Reading Time: 4 minutes
Reading Time: 4 minutes

From Career Shifts to Moving Homes: Stories of Change

Dive into a whirlwind of life changes with our guest, who juggles a new job, a sudden move, and a fresh breakup, all while exploring the dynamic world of marketing. It’s an unfiltered peek into the trials of transitions, from tackling workplace adjustments to personal evolution. Tune in for a raw, relatable, and candid conversation.

Here are a few topics we’ll discuss on this episode of Masters in Marketing Agency Podcast.

  • New job experiences and changing habits.
  • The surprise of having to move houses.
  • Breaking up and dating scene insights.
  • LinkedIn’s untapped potential for connections.
  • Transitioning from athlete to business leader.

Resources:

Connect with Aaron Fulk:

Connect with our hosts:

Quotables:

  • 48:25 – And so it majorly changed the business but it’s one of these things that I’m like I had to lose her to become this better leader become this better business and do all of this. And I mean you know I would love to give her a job back but now she’s like soaring and I can’t match this tech company she’s at. And funny enough she’s moved 2 neighborhoods over from me. We just reconnected and she’s moved 2 neighborhoods over from me. And she’s just like she’s killing life and I’m so proud of her. But it was definitely definitely probably the most costly decision I’ve ever made.
  • 20:41 – It’s why we end up in our industries because we all, there’s a great great Steve Harvey video. It’s my favorite video. I watch it at least once a week, maybe still all eight years of my business. I watch it maybe once a week and it’s called Jump. And he essentially talks about,  you have these gifts, and if you can figure out your gift, whether it is mowing lawns or being a, you know, a comedian, if you can figure out that gift and lean into it, you can make money and a whole career and a whole, you know, become a multimillionaire by leaning into that gift. And I think it kind of goes for the same with networking, right?
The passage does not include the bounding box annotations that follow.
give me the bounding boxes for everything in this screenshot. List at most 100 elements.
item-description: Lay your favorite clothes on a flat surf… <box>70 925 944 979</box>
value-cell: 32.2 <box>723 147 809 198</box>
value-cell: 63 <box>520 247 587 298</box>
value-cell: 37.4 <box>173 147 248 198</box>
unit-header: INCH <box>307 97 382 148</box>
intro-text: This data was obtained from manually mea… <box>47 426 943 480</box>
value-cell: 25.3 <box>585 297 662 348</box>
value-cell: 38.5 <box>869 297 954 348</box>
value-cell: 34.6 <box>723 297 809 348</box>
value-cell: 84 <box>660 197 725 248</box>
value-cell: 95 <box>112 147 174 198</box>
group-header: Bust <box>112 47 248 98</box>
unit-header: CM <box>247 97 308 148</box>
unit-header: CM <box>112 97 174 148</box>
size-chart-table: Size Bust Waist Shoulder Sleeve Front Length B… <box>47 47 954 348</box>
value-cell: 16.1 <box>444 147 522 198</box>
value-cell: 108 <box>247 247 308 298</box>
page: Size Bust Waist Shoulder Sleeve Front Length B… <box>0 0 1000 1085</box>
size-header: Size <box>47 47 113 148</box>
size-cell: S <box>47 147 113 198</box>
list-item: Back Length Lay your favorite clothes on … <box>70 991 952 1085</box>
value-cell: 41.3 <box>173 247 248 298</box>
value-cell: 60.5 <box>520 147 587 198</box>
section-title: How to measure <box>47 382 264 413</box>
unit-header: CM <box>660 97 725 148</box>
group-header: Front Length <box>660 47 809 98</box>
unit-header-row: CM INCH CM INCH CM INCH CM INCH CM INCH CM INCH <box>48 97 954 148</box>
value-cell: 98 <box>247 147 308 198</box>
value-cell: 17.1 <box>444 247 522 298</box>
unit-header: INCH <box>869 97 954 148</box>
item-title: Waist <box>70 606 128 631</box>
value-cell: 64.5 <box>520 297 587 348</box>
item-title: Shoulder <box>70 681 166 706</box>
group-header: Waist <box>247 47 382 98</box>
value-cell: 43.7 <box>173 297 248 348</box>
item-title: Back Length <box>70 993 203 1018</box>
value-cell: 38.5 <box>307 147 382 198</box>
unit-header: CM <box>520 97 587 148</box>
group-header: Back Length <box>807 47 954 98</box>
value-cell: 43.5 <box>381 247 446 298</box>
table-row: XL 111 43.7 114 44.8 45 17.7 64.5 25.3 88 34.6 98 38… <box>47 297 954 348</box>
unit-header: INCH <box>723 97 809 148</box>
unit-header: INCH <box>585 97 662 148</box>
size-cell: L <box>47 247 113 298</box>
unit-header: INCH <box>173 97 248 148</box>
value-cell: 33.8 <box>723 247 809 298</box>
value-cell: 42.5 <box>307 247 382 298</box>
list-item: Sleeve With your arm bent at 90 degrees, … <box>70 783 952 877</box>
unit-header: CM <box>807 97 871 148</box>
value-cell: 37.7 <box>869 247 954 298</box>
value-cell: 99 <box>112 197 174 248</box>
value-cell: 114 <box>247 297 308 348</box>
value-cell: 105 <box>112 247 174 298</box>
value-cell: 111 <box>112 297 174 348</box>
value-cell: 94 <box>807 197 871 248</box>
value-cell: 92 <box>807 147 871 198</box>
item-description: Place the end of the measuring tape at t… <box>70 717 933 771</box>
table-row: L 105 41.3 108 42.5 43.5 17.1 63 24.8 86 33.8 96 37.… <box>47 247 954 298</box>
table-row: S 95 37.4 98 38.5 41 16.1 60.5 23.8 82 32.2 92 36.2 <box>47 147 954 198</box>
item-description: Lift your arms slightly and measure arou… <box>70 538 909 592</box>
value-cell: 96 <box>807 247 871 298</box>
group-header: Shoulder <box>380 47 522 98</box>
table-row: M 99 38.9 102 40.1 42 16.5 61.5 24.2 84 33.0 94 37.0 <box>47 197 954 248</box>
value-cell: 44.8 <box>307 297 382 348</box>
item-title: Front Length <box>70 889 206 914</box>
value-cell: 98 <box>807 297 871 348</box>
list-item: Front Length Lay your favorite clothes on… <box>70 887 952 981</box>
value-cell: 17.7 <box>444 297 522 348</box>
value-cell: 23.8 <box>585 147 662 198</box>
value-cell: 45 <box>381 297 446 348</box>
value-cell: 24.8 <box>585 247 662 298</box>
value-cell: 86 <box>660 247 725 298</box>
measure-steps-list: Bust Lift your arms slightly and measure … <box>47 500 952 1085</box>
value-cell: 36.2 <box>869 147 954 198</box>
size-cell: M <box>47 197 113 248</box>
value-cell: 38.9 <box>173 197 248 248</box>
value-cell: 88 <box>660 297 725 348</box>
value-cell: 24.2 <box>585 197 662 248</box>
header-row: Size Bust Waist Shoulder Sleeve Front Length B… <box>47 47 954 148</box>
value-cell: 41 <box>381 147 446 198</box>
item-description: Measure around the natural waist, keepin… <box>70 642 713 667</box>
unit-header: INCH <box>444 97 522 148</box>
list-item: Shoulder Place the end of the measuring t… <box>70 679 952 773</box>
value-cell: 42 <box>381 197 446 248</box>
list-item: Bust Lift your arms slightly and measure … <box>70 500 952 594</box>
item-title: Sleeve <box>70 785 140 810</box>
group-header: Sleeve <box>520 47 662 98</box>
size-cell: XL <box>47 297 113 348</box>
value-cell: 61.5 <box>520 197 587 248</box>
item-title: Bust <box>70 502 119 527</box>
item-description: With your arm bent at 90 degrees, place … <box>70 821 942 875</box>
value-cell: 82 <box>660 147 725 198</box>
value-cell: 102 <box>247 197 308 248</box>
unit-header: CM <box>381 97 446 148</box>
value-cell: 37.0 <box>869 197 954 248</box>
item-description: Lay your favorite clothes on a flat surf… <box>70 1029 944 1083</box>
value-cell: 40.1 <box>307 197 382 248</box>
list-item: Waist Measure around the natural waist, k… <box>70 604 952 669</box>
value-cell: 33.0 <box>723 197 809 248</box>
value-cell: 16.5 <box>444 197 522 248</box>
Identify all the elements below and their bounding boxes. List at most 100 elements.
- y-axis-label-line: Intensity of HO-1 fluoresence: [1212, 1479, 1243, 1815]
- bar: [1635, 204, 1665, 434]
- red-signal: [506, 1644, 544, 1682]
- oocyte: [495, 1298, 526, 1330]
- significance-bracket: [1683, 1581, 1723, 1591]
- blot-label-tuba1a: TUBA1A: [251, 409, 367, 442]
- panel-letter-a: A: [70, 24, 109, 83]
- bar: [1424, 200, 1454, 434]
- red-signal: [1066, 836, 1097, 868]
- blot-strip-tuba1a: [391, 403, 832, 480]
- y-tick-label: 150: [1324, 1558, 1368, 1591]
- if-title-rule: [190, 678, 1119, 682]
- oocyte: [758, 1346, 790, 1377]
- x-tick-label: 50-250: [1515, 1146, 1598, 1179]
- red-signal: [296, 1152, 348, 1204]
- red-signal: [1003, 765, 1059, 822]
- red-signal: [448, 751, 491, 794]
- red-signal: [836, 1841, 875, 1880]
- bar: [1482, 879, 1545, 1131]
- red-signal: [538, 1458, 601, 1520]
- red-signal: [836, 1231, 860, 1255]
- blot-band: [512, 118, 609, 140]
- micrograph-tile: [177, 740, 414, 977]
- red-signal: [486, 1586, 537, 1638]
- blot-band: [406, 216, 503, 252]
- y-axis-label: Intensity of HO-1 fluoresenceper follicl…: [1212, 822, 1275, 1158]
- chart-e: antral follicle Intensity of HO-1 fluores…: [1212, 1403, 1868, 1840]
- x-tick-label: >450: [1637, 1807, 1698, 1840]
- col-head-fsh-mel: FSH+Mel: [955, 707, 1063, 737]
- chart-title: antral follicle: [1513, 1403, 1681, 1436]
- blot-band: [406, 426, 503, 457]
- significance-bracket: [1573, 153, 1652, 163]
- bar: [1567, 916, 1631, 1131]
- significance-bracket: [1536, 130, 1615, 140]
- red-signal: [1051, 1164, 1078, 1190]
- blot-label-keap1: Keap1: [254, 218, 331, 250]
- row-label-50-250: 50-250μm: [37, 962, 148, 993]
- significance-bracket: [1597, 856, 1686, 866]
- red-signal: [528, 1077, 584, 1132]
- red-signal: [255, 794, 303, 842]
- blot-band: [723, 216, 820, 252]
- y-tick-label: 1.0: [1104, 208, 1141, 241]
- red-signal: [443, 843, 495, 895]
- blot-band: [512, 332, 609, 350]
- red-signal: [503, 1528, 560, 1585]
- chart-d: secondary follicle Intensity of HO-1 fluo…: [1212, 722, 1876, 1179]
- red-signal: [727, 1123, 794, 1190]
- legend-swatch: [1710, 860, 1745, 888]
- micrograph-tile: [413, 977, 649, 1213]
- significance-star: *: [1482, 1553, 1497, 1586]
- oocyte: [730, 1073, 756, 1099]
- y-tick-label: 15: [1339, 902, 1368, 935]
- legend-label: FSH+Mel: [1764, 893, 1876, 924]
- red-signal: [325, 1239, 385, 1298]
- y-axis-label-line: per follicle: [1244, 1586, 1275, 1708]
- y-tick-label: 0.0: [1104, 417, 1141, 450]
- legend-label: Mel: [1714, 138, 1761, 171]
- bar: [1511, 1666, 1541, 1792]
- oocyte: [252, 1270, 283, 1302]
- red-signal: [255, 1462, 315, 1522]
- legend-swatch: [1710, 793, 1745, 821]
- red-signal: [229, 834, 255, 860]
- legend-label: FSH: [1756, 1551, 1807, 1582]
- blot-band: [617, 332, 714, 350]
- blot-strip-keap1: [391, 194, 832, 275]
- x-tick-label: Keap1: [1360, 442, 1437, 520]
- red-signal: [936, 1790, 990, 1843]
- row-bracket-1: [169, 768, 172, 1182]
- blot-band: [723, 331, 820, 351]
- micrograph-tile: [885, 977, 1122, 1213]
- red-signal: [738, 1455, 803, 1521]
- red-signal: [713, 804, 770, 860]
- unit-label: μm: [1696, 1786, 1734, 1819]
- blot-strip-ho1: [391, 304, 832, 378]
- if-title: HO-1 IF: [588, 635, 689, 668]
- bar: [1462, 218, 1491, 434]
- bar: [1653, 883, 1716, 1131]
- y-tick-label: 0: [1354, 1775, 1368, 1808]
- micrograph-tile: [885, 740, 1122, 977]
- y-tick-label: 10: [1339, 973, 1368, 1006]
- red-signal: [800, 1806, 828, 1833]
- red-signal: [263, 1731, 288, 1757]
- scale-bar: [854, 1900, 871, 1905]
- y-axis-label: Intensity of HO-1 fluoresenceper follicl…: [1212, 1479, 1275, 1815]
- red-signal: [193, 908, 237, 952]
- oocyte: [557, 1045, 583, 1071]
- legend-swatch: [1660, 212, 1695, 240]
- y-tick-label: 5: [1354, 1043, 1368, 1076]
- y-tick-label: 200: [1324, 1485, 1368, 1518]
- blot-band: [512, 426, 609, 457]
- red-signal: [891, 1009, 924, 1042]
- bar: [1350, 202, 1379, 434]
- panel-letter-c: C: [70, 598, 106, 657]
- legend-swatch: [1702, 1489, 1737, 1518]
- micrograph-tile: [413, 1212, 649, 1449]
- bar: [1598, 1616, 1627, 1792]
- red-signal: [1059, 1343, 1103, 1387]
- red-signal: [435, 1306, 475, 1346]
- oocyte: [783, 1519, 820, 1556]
So as soon as you figure it out in business and your industry and you lean into that, then you become great.
  • 24:06 – Josh: Maybe you already kind of answered this in that last question, but what does your self-talk look like the first time you’re going through something?
    Aaron: Well, this has been a journey too, right? So my self-talk now is I’ve put enough people in my immediate circle, which is something I didn’t have before where I don’t necessarily just rely on my self-talk. I rely on like the facts. So I used to be a lot more feelings based and now I’m a lot more facts based, which is also not a always the best thing is a female specifically business owner, right? Because we’re sometimes I’ll get too fact-based and it can come off as rigid or some people call it bitchy, right? Which I don’t always think that you guys have to deal with more. Like some of us women have to, ’cause I’ve become too facts where I used to be very feeling. So I think now it just becomes more fact-based. There’s not too much self-talk that goes in that, right? Like, I’m just like, here’s what it is, this is what can happen. What’s the worst case scenario? One of my favorite, favorite mentors in the world told me, and she’s had her business for 30 years. And she said, I always just figure out the very worst thing that could happen if I mess this up and then I work backwards. And she’s like, it never gets to the worst case. So I kind of do a little bit of that and then I don’t know, I like that a lot. The same mentor said, if you are doing the best you know how to do at that time, that’s all you can do.
    Alex: Yeah. I think working your way from the worst, you envision the worst and you’re like, okay, can I deal with that? Yeah, I can figure that out. And then you just, then you have the confidence to just go forward knowing that like that is the worst case scenario.
  • 56:45 – So LinkedIn is our number one referral source for eight years in a row. Okay? 80% of social web leads in the B2B space come from LinkedIn. While I think that we’re better at LinkedIn now as a society, I think it’s still the most like unutilized for businesses. I don’t think they understand it. I don’t think it’s ever especially, which is so interesting to me, especially Gen Z, and millennials. Millennials are getting there. But I Gen Z legitimately barely knows what LinkedIn is, which is so crazy to me ’cause they’re so good at social media. LinkedIn is the only space on the internet where the Mark Cubans are still checking their own profiles, The Mark Cubans of the world. So we’re talking about networking, we’re talking about who, you know, you guys, I literally have made some of the most insane connections on LinkedIn of like actual real life, major, major, major, both celebrities, athletes, motivational speakers, because they’re there, right? Anyone that understands money knows that LinkedIn’s the space to be on.
  • 35:33 – But for me, I think superpower wise is that I think most people with ADHD are just chaotic enough to where it allows people to find them interesting. It allows people to be like, hey, that you’re kind of the life of the party or the life of the like, you know, like you’re just one of these people like goes, goes, goes enough that people want to want to figure out what’s going on. They wanna be around, they wanna be drawn to you a lot of times with ADHD because you have a hard time regulating your emotions, you say exactly what you think, right? And that for, I don’t know how many perfectionist friends you guys have, but for your perfectionist friends, they wish they could have a little bit of that, right? So that draws them to you.